María de Portugal asintió, imaginando que el conde pensaba en el caballero Alfonso Girón, que se les acababa de unir con treinta banderizos. Su hermano era uno de los realistas muertos ante Toro esos días y, aun así, el rey, movido por esa codicia que le atrapaba a veces, se había negado a traspasarle los predios del difunto, lo que empujó al caballero a cambiar de bando, pese a ir los rebeldes perdiendo.
—Tienes razón, conde —aceptó con voz suave—. Y me parece que, casi siempre, la codicia vence al rencor. Es por eso que, de día en día, nuestra causa pierde más hombres de los que gana.
Su interlocutor nada respondió a eso y, tras un instante de silencio, cambió de tema.
—Me he permitido venir a molestaros porque quiero pediros vuestra venia para abandonar Toro.
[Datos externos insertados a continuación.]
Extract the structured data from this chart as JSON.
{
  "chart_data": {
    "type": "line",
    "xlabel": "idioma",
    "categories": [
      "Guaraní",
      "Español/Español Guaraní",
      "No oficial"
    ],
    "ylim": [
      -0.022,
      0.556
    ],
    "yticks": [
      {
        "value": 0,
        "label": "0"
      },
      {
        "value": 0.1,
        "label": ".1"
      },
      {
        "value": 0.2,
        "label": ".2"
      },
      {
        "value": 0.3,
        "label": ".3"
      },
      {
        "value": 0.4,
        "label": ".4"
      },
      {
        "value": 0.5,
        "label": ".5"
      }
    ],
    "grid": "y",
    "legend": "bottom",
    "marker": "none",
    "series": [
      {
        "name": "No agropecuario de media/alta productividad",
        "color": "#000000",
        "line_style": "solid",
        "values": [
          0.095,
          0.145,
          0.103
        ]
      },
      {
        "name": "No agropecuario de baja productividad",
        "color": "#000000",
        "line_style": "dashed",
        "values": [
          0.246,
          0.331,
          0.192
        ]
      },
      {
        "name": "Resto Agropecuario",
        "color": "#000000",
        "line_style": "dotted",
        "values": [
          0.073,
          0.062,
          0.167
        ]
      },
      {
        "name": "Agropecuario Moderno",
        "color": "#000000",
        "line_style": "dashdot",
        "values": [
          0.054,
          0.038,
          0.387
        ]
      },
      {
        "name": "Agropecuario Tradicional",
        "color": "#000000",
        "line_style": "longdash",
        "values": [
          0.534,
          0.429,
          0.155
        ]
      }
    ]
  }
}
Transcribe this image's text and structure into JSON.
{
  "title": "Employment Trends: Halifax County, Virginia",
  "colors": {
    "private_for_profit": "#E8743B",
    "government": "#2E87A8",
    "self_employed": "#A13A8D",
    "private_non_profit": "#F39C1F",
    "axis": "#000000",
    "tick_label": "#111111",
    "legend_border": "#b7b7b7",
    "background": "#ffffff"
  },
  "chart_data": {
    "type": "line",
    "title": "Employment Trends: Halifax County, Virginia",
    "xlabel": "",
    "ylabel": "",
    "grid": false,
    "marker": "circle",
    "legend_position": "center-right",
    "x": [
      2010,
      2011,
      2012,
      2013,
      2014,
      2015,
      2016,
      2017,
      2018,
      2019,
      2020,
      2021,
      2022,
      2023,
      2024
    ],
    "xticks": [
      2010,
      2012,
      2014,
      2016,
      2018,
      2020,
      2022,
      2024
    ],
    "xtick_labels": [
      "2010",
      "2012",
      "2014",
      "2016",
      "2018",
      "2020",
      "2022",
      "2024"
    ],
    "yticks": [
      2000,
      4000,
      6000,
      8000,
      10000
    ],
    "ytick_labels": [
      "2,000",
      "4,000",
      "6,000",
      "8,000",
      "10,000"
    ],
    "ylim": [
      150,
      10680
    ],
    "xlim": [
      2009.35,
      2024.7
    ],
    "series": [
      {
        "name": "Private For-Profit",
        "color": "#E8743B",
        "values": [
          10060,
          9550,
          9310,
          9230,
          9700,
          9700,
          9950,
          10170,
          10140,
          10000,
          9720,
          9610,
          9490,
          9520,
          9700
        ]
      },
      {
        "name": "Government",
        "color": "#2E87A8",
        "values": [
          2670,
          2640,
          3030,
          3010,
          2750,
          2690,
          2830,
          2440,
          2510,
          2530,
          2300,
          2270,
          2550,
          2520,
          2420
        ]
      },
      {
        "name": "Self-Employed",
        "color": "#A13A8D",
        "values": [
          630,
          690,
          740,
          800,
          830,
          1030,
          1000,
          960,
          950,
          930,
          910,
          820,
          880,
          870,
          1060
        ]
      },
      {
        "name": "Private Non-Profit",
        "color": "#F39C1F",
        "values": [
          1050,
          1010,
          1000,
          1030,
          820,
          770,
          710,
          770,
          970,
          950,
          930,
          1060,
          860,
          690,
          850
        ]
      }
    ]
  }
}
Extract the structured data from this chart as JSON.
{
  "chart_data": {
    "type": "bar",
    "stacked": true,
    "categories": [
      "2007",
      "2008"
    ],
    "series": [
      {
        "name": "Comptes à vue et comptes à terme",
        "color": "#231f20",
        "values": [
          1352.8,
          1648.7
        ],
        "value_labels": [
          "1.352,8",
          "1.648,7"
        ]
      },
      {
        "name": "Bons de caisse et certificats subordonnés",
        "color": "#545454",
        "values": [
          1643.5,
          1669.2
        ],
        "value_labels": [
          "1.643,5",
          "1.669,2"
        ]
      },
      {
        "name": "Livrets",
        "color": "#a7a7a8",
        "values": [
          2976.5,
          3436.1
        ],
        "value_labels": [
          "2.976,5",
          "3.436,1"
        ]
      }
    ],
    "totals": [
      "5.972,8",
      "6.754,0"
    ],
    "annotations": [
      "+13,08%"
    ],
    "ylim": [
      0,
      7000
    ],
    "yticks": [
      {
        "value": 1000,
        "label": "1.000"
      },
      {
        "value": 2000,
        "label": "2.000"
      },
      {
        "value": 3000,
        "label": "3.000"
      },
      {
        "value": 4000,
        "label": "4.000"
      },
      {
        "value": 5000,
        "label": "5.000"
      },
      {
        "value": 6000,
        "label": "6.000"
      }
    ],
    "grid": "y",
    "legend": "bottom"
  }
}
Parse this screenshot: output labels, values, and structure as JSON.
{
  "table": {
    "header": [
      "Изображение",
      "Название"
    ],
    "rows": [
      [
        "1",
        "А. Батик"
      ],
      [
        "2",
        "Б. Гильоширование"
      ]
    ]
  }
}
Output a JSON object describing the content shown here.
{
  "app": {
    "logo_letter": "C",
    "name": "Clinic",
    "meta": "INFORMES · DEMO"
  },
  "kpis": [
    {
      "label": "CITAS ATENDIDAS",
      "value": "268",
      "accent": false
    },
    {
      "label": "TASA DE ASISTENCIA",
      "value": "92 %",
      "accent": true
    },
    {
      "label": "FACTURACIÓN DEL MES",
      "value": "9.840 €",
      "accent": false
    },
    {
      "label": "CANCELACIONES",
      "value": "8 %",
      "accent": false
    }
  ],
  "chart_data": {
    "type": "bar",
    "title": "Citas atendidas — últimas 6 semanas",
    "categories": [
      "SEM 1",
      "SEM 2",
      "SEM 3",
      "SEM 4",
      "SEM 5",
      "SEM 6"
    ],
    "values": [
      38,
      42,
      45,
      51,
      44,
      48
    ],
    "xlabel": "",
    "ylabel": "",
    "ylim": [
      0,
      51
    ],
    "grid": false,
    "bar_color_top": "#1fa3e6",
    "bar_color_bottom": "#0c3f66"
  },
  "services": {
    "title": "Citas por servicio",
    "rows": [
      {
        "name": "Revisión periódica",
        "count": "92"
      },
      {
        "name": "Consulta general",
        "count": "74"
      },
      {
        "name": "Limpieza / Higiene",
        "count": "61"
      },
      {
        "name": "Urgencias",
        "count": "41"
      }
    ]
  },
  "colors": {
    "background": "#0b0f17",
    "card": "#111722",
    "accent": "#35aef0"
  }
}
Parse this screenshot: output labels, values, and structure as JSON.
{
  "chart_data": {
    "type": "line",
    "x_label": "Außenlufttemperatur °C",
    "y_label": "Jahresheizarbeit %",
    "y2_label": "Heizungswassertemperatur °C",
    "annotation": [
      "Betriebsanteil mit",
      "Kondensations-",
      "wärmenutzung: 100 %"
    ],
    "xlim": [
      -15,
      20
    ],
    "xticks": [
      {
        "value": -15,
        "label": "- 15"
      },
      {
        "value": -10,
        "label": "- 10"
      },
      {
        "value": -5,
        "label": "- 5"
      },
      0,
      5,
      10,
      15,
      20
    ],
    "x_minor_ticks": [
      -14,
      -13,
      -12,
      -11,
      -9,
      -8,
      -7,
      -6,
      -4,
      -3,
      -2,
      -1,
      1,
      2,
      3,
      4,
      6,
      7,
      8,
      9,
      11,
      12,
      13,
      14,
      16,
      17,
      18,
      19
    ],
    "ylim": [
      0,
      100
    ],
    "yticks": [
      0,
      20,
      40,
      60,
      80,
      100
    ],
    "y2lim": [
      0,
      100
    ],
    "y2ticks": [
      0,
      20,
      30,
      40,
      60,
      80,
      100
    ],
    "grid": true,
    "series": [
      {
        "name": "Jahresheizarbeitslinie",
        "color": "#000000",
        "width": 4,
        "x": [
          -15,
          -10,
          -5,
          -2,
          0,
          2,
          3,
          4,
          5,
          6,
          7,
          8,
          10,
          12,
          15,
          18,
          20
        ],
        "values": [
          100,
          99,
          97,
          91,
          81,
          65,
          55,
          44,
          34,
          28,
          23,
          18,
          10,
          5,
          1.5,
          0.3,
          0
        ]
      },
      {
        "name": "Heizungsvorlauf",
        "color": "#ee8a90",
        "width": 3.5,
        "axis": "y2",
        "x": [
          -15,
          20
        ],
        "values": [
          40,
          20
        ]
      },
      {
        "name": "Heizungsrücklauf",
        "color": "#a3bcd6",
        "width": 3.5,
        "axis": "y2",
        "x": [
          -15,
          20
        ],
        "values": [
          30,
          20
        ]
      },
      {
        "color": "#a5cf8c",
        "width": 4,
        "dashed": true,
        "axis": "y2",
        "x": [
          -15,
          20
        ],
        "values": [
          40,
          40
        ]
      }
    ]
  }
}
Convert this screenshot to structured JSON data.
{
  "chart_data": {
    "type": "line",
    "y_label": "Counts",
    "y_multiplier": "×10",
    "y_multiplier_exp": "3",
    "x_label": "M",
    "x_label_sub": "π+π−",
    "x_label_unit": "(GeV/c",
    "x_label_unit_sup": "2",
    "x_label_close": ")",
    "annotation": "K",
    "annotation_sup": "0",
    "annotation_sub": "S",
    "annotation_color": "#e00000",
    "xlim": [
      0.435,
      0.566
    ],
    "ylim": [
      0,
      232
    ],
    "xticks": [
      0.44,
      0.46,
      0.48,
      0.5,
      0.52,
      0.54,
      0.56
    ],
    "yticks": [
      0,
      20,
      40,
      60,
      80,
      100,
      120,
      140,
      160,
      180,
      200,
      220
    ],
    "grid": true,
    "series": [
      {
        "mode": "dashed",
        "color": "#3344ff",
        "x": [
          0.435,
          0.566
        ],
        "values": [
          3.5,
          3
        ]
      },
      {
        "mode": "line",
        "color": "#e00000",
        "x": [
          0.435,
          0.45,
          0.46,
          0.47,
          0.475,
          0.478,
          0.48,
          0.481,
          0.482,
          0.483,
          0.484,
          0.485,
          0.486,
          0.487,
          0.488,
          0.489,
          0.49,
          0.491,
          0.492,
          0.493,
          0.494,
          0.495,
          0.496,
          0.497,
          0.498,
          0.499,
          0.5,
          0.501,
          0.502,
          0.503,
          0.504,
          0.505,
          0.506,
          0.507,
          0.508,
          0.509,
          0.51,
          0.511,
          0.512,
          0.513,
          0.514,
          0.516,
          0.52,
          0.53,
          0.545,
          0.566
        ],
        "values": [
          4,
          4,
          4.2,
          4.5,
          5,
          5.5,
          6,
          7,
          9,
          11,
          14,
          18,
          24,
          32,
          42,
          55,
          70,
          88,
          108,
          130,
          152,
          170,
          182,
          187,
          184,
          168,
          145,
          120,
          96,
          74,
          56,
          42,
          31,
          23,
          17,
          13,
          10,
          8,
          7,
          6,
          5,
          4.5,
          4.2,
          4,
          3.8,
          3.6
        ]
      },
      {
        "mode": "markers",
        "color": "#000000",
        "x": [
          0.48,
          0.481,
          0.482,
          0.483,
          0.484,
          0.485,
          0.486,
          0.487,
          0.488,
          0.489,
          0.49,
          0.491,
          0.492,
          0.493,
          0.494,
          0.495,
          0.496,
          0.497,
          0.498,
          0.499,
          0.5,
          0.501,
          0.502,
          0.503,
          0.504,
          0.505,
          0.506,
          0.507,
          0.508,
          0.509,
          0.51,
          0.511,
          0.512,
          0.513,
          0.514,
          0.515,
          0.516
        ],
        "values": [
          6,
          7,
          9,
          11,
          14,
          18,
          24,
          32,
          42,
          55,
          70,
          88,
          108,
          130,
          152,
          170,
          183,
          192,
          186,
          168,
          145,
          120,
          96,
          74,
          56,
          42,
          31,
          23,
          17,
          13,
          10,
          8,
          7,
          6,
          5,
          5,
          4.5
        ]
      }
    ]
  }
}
Tengo pensado partir con unos pocos hombres hacia el sur y unirme a mi hermano Fadrique.
Doña María le miró a los ojos. Esa solicitud no era sino mera cortesía, ya que el conde podía obrar como le viniese en gana. Pero ella era la reina madre; la que, en ausencia de doña Blanca, la teórica cabeza de su bando, les daba legitimidad en su rebelión, y Enrique de Trastámara era muy cumplido en tales cuestiones.
—¿Qué te ronda por la cabeza, conde?
—Vuestro hijo se dirige con grandes fuerzas hacia el sur. Mis capitanes opinan que pasará por tierras de Segovia y Guadalajara, que están de su parte, para sumar aún más tropas. Tras eso, irá sin duda contra Toledo, por lo que tiene de estratégica y de símbolo, y porque allí está doña Blanca, a la que quiere capturar a toda costa.
—Y tu plan es…
—Creo que puedo ser de más utilidad allí que aquí. Eso es todo.
—¿Cuándo saldrías?
—Lo antes posible. No me llevaré más que cien de a caballo, para viajar con más rapidez y pasar si es posible desapercibido.
—Eso último lo veo difícil. Mi hijo tiene a su lado a perros bien viejos y, sin duda, no le faltan espías en Toro. Además, sus parciales tendrán vigilados los puertos de las sierras.
—Por eso sólo me voy a llevar a cien. Con un poco de suerte, para cuando sus agentes puedan avisarle, yo ya estaré en tierras de Toledo. Así, además, no debilitaré las defensas de Toro. Aunque creo que, de momento, la tormenta de la guerra se va a alejar de estos pagos.